Complimentée par tous les professionnels de l’automobile, saluée par le titre de voiture de l’année 2009. Aujourd’hui, alors que les SUV semblent parfois être moins prisés, les berlines et les breaks reprennent du poil de la bête. L’Insignia bouscule son lot de fausses idées que l’on pouvait se faire de la marque à l’éclair. Elle vient en outre faire de l’ombre aux familiales des concurrents qu’elle attaque de front, sans vergogne. Les tudesques et autres européennes auront du mouron à se faire pour leur avenir. L’Insignia se paie une robe d’une fluidité remarquable dont le coefficient de pénétration dans l’air atteint un nouveau record : 0,27 et même 0,26 pour la version ecoFLEX. En un mot, l’Insignia est la bonne voiture qui apparaît au bon moment !
Dans le lot des aides au quotidien, notons que le bouton idoine de la télécommande actionne soit l’ouverture, soit la fermeture des quatre fenêtres et des rétroviseurs extérieurs. Certaines commandes sont doublées, soit au volant, soit entre les deux sièges. Quelques jours suffisent à prendre le pli et à profiter totalement des fonctionnalités proposées. La radio se dirige depuis la droite du volant. Le régulateur de vitesse depuis la gauche. Une molette unique gère, depuis l’accoudoir central, le GPS, la radio, la connexion BlueTooth® du téléphone.
Le brûleur à mazout de cent trente chevaux doté d’un filtre à particules, développé sur la base du mille neuf cents MultiJet transalpin, entre dans la lignée des moteurs modernes dynamiques et sobres qui, associé à la boîte de vitesse manuelle à six rapports, s’est révélé agréable sauf sans doute en ce sens qu’il se manifeste pleinement dans nos oreilles. L’insignia a profité des trois cent vingt newtons-mètres disponibles loin sous les deux mille tours. Le poids de l’équipage dépassait allègrement les deux tonnes avec les trois adultes et les nombreux bagages qui prirent place dans le gigantesque coffre.

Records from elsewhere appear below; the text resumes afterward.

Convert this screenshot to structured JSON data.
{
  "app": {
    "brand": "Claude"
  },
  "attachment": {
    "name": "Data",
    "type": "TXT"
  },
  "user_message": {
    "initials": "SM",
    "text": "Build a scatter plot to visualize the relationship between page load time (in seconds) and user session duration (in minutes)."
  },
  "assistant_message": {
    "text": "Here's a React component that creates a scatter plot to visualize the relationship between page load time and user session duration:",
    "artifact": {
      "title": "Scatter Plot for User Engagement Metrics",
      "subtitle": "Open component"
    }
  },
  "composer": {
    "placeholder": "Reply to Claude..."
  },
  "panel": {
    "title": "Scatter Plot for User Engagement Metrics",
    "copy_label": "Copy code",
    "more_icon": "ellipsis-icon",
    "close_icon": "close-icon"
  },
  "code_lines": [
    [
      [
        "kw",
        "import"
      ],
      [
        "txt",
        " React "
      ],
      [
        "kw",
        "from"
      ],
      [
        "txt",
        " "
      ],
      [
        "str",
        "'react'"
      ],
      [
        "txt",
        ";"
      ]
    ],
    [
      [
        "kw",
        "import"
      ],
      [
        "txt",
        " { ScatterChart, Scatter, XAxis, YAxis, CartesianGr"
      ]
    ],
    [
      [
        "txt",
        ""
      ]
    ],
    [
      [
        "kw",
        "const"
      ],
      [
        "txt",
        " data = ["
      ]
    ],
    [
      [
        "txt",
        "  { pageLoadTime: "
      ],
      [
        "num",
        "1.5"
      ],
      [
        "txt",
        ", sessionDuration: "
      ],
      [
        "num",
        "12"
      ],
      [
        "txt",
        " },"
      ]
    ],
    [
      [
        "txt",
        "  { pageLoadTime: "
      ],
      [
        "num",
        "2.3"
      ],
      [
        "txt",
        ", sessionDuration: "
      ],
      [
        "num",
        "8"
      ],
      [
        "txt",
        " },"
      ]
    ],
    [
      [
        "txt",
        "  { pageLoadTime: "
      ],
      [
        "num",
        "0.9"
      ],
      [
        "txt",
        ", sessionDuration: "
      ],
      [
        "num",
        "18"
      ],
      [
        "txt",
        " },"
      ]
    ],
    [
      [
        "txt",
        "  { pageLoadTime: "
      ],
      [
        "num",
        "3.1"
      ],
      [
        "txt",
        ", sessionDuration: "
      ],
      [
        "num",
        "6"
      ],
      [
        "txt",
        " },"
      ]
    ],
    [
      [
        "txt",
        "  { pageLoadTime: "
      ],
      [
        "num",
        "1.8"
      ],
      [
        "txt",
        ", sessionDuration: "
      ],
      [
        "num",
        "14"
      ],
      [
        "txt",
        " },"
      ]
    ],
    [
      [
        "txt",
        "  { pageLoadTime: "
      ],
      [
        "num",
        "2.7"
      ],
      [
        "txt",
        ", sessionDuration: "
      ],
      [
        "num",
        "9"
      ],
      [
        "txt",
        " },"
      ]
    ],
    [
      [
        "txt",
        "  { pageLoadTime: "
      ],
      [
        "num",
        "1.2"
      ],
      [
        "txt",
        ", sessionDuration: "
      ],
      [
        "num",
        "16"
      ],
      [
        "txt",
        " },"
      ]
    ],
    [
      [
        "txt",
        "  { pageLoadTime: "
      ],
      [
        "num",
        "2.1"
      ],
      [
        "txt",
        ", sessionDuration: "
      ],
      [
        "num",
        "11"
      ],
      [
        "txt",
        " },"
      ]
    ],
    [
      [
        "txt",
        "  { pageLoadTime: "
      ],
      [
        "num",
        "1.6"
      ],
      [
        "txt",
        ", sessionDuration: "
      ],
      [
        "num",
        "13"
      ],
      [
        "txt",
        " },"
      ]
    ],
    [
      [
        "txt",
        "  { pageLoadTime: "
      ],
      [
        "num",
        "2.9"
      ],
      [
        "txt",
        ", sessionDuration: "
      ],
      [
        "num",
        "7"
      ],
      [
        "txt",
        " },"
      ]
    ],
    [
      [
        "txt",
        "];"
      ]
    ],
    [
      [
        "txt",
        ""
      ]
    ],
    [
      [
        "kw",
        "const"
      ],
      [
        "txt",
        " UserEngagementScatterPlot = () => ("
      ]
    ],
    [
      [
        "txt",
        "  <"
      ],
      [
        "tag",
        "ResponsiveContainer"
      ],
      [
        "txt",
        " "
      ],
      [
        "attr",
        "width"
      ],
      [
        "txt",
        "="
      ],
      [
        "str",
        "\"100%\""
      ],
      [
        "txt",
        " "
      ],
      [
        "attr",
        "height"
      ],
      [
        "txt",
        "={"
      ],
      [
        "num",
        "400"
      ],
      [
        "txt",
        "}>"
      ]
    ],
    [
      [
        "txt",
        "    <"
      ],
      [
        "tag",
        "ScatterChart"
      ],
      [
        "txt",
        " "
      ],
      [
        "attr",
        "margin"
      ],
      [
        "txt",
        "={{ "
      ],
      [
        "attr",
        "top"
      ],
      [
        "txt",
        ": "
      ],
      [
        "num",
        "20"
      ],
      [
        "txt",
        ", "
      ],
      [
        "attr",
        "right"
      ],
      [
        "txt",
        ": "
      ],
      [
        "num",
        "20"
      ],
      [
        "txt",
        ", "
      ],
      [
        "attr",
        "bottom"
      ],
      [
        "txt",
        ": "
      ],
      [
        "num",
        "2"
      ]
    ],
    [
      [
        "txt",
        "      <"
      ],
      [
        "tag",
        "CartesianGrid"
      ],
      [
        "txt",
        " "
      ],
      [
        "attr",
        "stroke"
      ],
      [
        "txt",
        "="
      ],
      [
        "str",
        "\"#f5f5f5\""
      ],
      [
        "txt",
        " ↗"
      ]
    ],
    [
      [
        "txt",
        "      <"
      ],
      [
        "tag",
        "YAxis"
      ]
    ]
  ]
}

Ce dernier peut encore gagner en volume lorsque vous rabattrez les deux dossiers (60 %—40 %). Les assises fixes éliminent la possibilité de disposer d’un plancher plat. Nous avions craint que le profil recoupant l’espace réservé aux têtes à l’arrière ne handicape le confort et la visibilité pour les passagers du second rang. Dans les faits, il y a eu peu de gêne. Les deux guides de coffre, de section ronde, sont intelligemment masqués dans les contreforts de la malle, évitant les pincements qui arrivaient inévitablement avant.
L’Insignia présente toutefois encore quelques aspects à peaufiner qui peuvent l’être dans les versions à venir. La direction du groupe de travail destiné à créer la ligne de l’Insignia a été confiée au designer français Bertrand Bach. Il est dommage que les pictogrammes utilisés au tableau de bord n’aient pas eu la chance de profiter de ses conseils qui auraient certainement pu en améliorer la lisibilité. Le témoin rappelant la nécessité de boucler sa ceinture est inepte, d’autant que de nombreux exemples réussis existent sur le marché.

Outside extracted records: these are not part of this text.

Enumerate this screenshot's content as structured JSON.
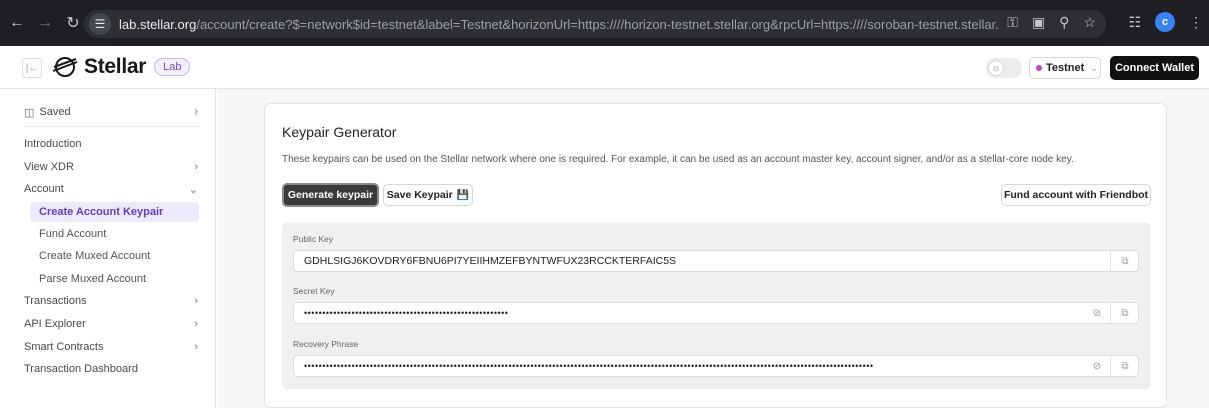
{
  "browser": {
    "url_host": "lab.stellar.org",
    "url_rest": "/account/create?$=network$id=testnet&label=Testnet&horizonUrl=https:////horizon-testnet.stellar.org&rpcUrl=https:////soroban-testnet.stellar.org&passphrase=...",
    "profile_initial": "c"
  },
  "header": {
    "logo_text": "Stellar",
    "badge": "Lab",
    "network": "Testnet",
    "connect_wallet": "Connect Wallet"
  },
  "sidebar": {
    "saved": "Saved",
    "items": [
      {
        "label": "Introduction"
      },
      {
        "label": "View XDR"
      },
      {
        "label": "Account"
      },
      {
        "label": "Transactions"
      },
      {
        "label": "API Explorer"
      },
      {
        "label": "Smart Contracts"
      },
      {
        "label": "Transaction Dashboard"
      }
    ],
    "account_sub": [
      {
        "label": "Create Account Keypair"
      },
      {
        "label": "Fund Account"
      },
      {
        "label": "Create Muxed Account"
      },
      {
        "label": "Parse Muxed Account"
      }
    ]
  },
  "card": {
    "title": "Keypair Generator",
    "description": "These keypairs can be used on the Stellar network where one is required. For example, it can be used as an account master key, account signer, and/or as a stellar-core node key.",
    "generate_button": "Generate keypair",
    "save_button": "Save Keypair",
    "fund_button": "Fund account with Friendbot",
    "public_key_label": "Public Key",
    "public_key": "GDHLSIGJ6KOVDRY6FBNU6PI7YEIIHMZEFBYNTWFUX23RCCKTERFAIC5S",
    "secret_key_label": "Secret Key",
    "secret_key_masked": "••••••••••••••••••••••••••••••••••••••••••••••••••••••••",
    "recovery_label": "Recovery Phrase",
    "recovery_masked": "••••••••••••••••••••••••••••••••••••••••••••••••••••••••••••••••••••••••••••••••••••••••••••••••••••••••••••••••••••••••••••••••••••••••••••••••••••••••••••••••••••••••••••••••••••••••••••••••••"
  },
  "icons": {
    "back": "arrow-left-icon",
    "forward": "arrow-right-icon",
    "reload": "reload-icon",
    "copy": "copy-icon",
    "eye_off": "eye-off-icon",
    "save": "save-icon",
    "saved": "saved-icon"
  }
}
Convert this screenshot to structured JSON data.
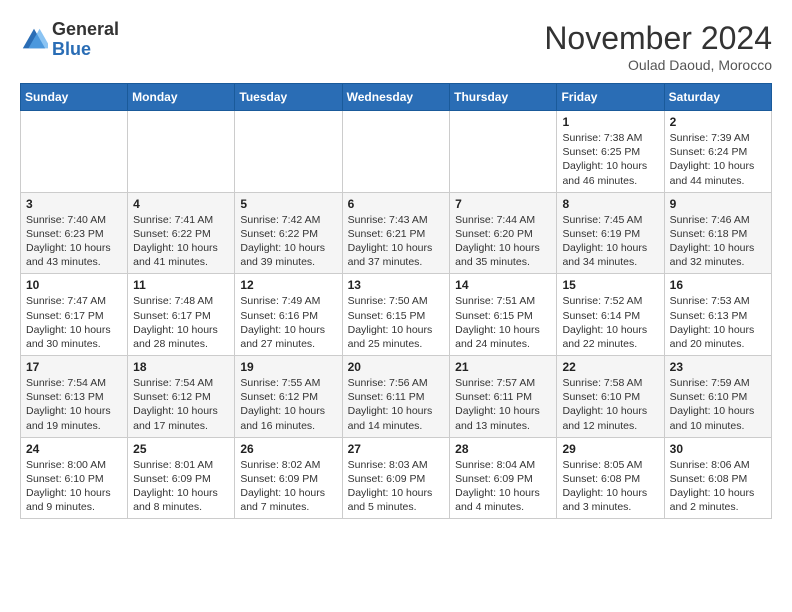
{
  "logo": {
    "general": "General",
    "blue": "Blue"
  },
  "title": "November 2024",
  "subtitle": "Oulad Daoud, Morocco",
  "days_header": [
    "Sunday",
    "Monday",
    "Tuesday",
    "Wednesday",
    "Thursday",
    "Friday",
    "Saturday"
  ],
  "weeks": [
    [
      {
        "day": "",
        "info": ""
      },
      {
        "day": "",
        "info": ""
      },
      {
        "day": "",
        "info": ""
      },
      {
        "day": "",
        "info": ""
      },
      {
        "day": "",
        "info": ""
      },
      {
        "day": "1",
        "info": "Sunrise: 7:38 AM\nSunset: 6:25 PM\nDaylight: 10 hours and 46 minutes."
      },
      {
        "day": "2",
        "info": "Sunrise: 7:39 AM\nSunset: 6:24 PM\nDaylight: 10 hours and 44 minutes."
      }
    ],
    [
      {
        "day": "3",
        "info": "Sunrise: 7:40 AM\nSunset: 6:23 PM\nDaylight: 10 hours and 43 minutes."
      },
      {
        "day": "4",
        "info": "Sunrise: 7:41 AM\nSunset: 6:22 PM\nDaylight: 10 hours and 41 minutes."
      },
      {
        "day": "5",
        "info": "Sunrise: 7:42 AM\nSunset: 6:22 PM\nDaylight: 10 hours and 39 minutes."
      },
      {
        "day": "6",
        "info": "Sunrise: 7:43 AM\nSunset: 6:21 PM\nDaylight: 10 hours and 37 minutes."
      },
      {
        "day": "7",
        "info": "Sunrise: 7:44 AM\nSunset: 6:20 PM\nDaylight: 10 hours and 35 minutes."
      },
      {
        "day": "8",
        "info": "Sunrise: 7:45 AM\nSunset: 6:19 PM\nDaylight: 10 hours and 34 minutes."
      },
      {
        "day": "9",
        "info": "Sunrise: 7:46 AM\nSunset: 6:18 PM\nDaylight: 10 hours and 32 minutes."
      }
    ],
    [
      {
        "day": "10",
        "info": "Sunrise: 7:47 AM\nSunset: 6:17 PM\nDaylight: 10 hours and 30 minutes."
      },
      {
        "day": "11",
        "info": "Sunrise: 7:48 AM\nSunset: 6:17 PM\nDaylight: 10 hours and 28 minutes."
      },
      {
        "day": "12",
        "info": "Sunrise: 7:49 AM\nSunset: 6:16 PM\nDaylight: 10 hours and 27 minutes."
      },
      {
        "day": "13",
        "info": "Sunrise: 7:50 AM\nSunset: 6:15 PM\nDaylight: 10 hours and 25 minutes."
      },
      {
        "day": "14",
        "info": "Sunrise: 7:51 AM\nSunset: 6:15 PM\nDaylight: 10 hours and 24 minutes."
      },
      {
        "day": "15",
        "info": "Sunrise: 7:52 AM\nSunset: 6:14 PM\nDaylight: 10 hours and 22 minutes."
      },
      {
        "day": "16",
        "info": "Sunrise: 7:53 AM\nSunset: 6:13 PM\nDaylight: 10 hours and 20 minutes."
      }
    ],
    [
      {
        "day": "17",
        "info": "Sunrise: 7:54 AM\nSunset: 6:13 PM\nDaylight: 10 hours and 19 minutes."
      },
      {
        "day": "18",
        "info": "Sunrise: 7:54 AM\nSunset: 6:12 PM\nDaylight: 10 hours and 17 minutes."
      },
      {
        "day": "19",
        "info": "Sunrise: 7:55 AM\nSunset: 6:12 PM\nDaylight: 10 hours and 16 minutes."
      },
      {
        "day": "20",
        "info": "Sunrise: 7:56 AM\nSunset: 6:11 PM\nDaylight: 10 hours and 14 minutes."
      },
      {
        "day": "21",
        "info": "Sunrise: 7:57 AM\nSunset: 6:11 PM\nDaylight: 10 hours and 13 minutes."
      },
      {
        "day": "22",
        "info": "Sunrise: 7:58 AM\nSunset: 6:10 PM\nDaylight: 10 hours and 12 minutes."
      },
      {
        "day": "23",
        "info": "Sunrise: 7:59 AM\nSunset: 6:10 PM\nDaylight: 10 hours and 10 minutes."
      }
    ],
    [
      {
        "day": "24",
        "info": "Sunrise: 8:00 AM\nSunset: 6:10 PM\nDaylight: 10 hours and 9 minutes."
      },
      {
        "day": "25",
        "info": "Sunrise: 8:01 AM\nSunset: 6:09 PM\nDaylight: 10 hours and 8 minutes."
      },
      {
        "day": "26",
        "info": "Sunrise: 8:02 AM\nSunset: 6:09 PM\nDaylight: 10 hours and 7 minutes."
      },
      {
        "day": "27",
        "info": "Sunrise: 8:03 AM\nSunset: 6:09 PM\nDaylight: 10 hours and 5 minutes."
      },
      {
        "day": "28",
        "info": "Sunrise: 8:04 AM\nSunset: 6:09 PM\nDaylight: 10 hours and 4 minutes."
      },
      {
        "day": "29",
        "info": "Sunrise: 8:05 AM\nSunset: 6:08 PM\nDaylight: 10 hours and 3 minutes."
      },
      {
        "day": "30",
        "info": "Sunrise: 8:06 AM\nSunset: 6:08 PM\nDaylight: 10 hours and 2 minutes."
      }
    ]
  ]
}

Vous rejoindrez les accueillants fauteuils de cuir en glissant comme vous le pourrez vos jambes sous le volant qui, bien que réglable en hauteur et en profondeur, reste loin des épaules des grands gabarits qui reculent à l’envi leur siège pour étendre leurs quilles.
Le museau en pointe, masqué par l’ampleur du capot, vous invitera à débourser les quelques euros nécessaires pour profiter des capteurs avant et arrière de parking. Ils seront garants de la peinture de vos pare-chocs qui risqueraient sinon les grattouillements lors de vos manœuvres. Les essuies glaces ne disposent pas de l’allumage automatique dont les bienfaits se répandent de plus en plus dans les berlines actuelles. Par contre, le frein au doigt, puisqu’il n’est plus à main, se dégage de lui-même au démarrage tout en offrant l’astuce de se serrer automatiquement à l’arrêt dans les côtes.